Owner of the diamond mines, Ox Lanyon, receives word that some prospectors are lost in the jungle near the Umgeni River and being menaced by "Zulus." He assembles a rescue party to recover them, but before departing, he deeds his property to the Atherstones, in the case he is killed. He promises to come back for Judith, who accepts this vow as flattery.

After some time, Ox is believed dead, but he returns to find Graham Atherstone has taken Ox's fortune for himself. Furious, Ox forces Judith to come with him and they wander the desert for weeks. They are dying of thirst when Ox finds water and gives it to Judith, going without water himself. She finds him digging in sand, delirious and confessing his love to her. A Dutch family passing by give them water, saving their lives. The water-hole that Ox had discovered, is full of diamonds, and by the time Atherstone finds them, they have a wealth of diamonds in their possession. To save Ox's life, Judith claims to be his wife. She returns to her father, leaving Ox behind, but he is deeply in love with her, and follows after her.

A few days after her return, the abused mine workers revolt and light the Atherstone home on fire, and Graham Atherstone is wounded in the attack. Ox arrives with the cavalry and rescues them.

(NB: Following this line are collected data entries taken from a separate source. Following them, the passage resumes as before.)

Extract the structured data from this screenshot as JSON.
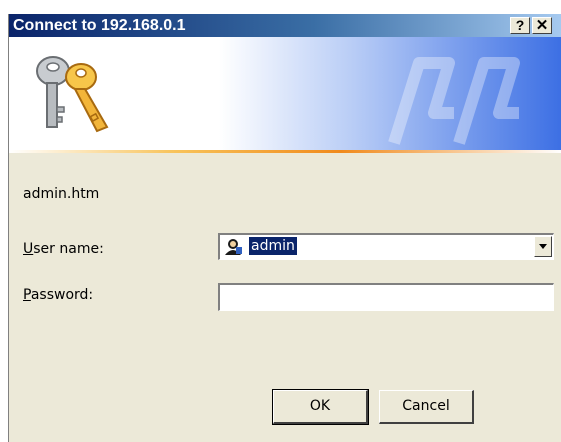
{
  "window": {
    "title": "Connect to 192.168.0.1",
    "help_label": "?",
    "close_label": "✕"
  },
  "form": {
    "url_text": "admin.htm",
    "username_label_accel": "U",
    "username_label_rest": "ser name:",
    "username_value": "admin",
    "password_label_accel": "P",
    "password_label_rest": "assword:",
    "password_value": ""
  },
  "buttons": {
    "ok_label": "OK",
    "cancel_label": "Cancel"
  },
  "icons": {
    "banner": "keys-icon",
    "user": "user-icon",
    "dropdown": "chevron-down-icon"
  },
  "colors": {
    "title_start": "#0a246a",
    "title_end": "#a6caf0",
    "selection": "#0a246a",
    "window_bg": "#ece9d8"
  }
}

Later, Atherstone returns Ox's property to him and the film fades out as Judith and Ox kiss.

== Cast ==

- Madlaine Traverse as Judith Atherstone
- George McDaniel as Ox Lanyon
- Henry Hebert as Caton Cooper
- Edwin B. Tilton as Graham Atherstone

== Production ==
Produced under the working title "The Heritage of Eden," filming began in September 1919, with exteriors shot on location at Cahuenga Canyon.

== Reception ==
Motion Picture News reviewer Tom Hamlin was positive towards the film, stating that the film is "well directed" and contained an "easy rhythm." He found that some of the performers, excluding Madlaine Traverse, overacted in most of their scenes.

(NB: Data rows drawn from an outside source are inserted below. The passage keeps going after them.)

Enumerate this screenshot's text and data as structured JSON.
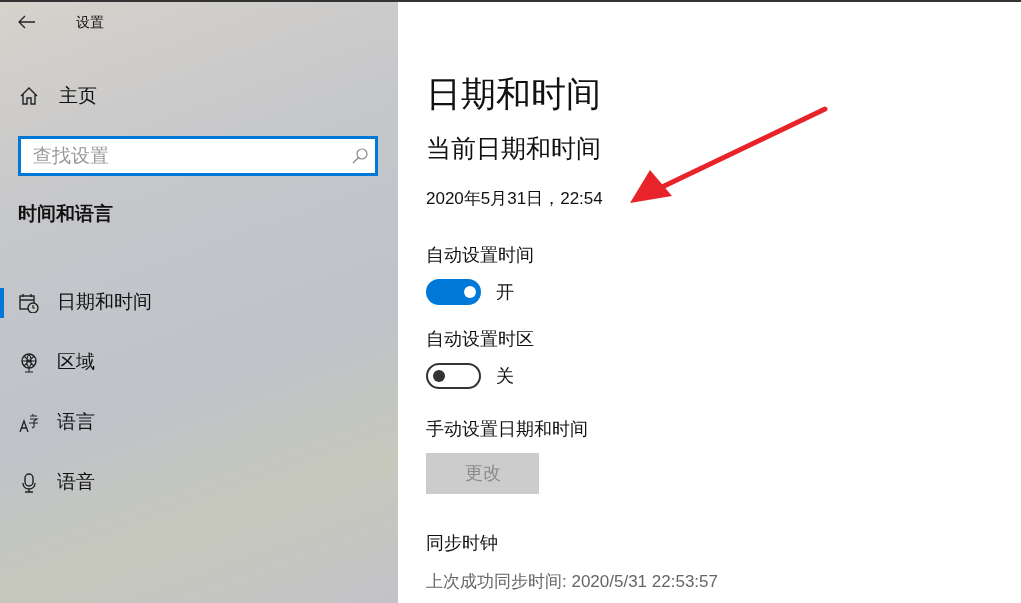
{
  "window": {
    "title": "设置"
  },
  "sidebar": {
    "home": "主页",
    "search": {
      "placeholder": "查找设置"
    },
    "section": "时间和语言",
    "items": [
      {
        "label": "日期和时间",
        "kind": "calendar",
        "selected": true
      },
      {
        "label": "区域",
        "kind": "globe",
        "selected": false
      },
      {
        "label": "语言",
        "kind": "language",
        "selected": false
      },
      {
        "label": "语音",
        "kind": "microphone",
        "selected": false
      }
    ]
  },
  "content": {
    "title": "日期和时间",
    "subtitle": "当前日期和时间",
    "current": "2020年5月31日，22:54",
    "settings": [
      {
        "label": "自动设置时间",
        "on": true,
        "state_text": "开"
      },
      {
        "label": "自动设置时区",
        "on": false,
        "state_text": "关"
      }
    ],
    "manual": {
      "label": "手动设置日期和时间",
      "button": {
        "label": "更改",
        "disabled": true
      }
    },
    "sync": {
      "heading": "同步时钟",
      "last_sync": "上次成功同步时间: 2020/5/31 22:53:57"
    }
  }
}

Wid's Filmdom gave the film a mixed review, describing the story as "weak," and the plot "so old it should be given a comfortable home in an institution for the aged." The reviewer also stated that the exterior settings "Hardly looked like African country" and the photography was out of focus.

== Preservation ==
With no holdings located in archives, Lost Money is considered a lost film.